The floods have affected the majority of the city, but the worst-hit areas are low-lying neighbourhoods where poorer residents and displaced people tend to live. Beledweyne was already hosting more than 100,000 internally displaced people (IDPs) who had fled to the city to escape drought and conflict. Their camps have been particularly badly affected, with the flood water washing away tents and submerging latrines. The plastic sheeting covering people’s tents has been worn away by the severe heat and drought of the past few years, so now cannot withstand the heavy rain.
Somalia is already in the midst of a humanitarian crisis from the drought, with an estimated 8.3 million people – half the population – in need of humanitarian aid and 1.5 million children under five acutely malnourished.
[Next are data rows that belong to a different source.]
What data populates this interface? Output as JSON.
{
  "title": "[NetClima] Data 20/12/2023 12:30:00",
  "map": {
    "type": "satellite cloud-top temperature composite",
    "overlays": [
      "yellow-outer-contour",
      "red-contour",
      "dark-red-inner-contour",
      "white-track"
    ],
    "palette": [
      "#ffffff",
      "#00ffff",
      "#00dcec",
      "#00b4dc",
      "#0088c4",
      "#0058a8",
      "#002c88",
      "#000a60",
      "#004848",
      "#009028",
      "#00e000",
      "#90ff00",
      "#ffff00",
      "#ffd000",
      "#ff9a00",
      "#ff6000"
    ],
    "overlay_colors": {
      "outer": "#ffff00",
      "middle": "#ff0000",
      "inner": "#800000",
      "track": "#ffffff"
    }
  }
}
Now the floods are likely to make the food crisis even worse – in Beledweyne farms have been temporarily abandoned and food prices have also shot up.
New displacement camps have been set up for those fleeing the flooding, including large sites called Ceeljaalle A, Ceeljaale B, and Farah Caafi – where both existing IDPs and newly displaced residents of the city are now staying.
Islamic Relief is working with those who have been evacuated and impacted in Beledweyne and other flood affected parts of Somalia, giving them cash assistance so they can survive and get the essentials they need. In Beledweyne it is working with more than 2,000 households giving them cash, water treatment kits and other items.
The floods have now affected more than 2.4 million people across Somalia, with 110 people killed and 1.1 million displaced across 36 districts – with areas of Baidoa, Middle and Lower Juba, and Hiran among the most affected. The floods have come during Somalia’s Deyr rainy season and are believed to have been made worse by the El Nino effect where temperature changes in parts of the Pacific Ocean influence the climate.
They have been exacerbated by both heavy rain over Somalia and swelled rivers from rainfall upstream. The floods hit Beledweyne in mid-November after a “floodwave” from the Ethiopian highlands moved along the Shabelle river, increasing the water level past the river’s capacity of 8.3 metres and causing it to burst its banks.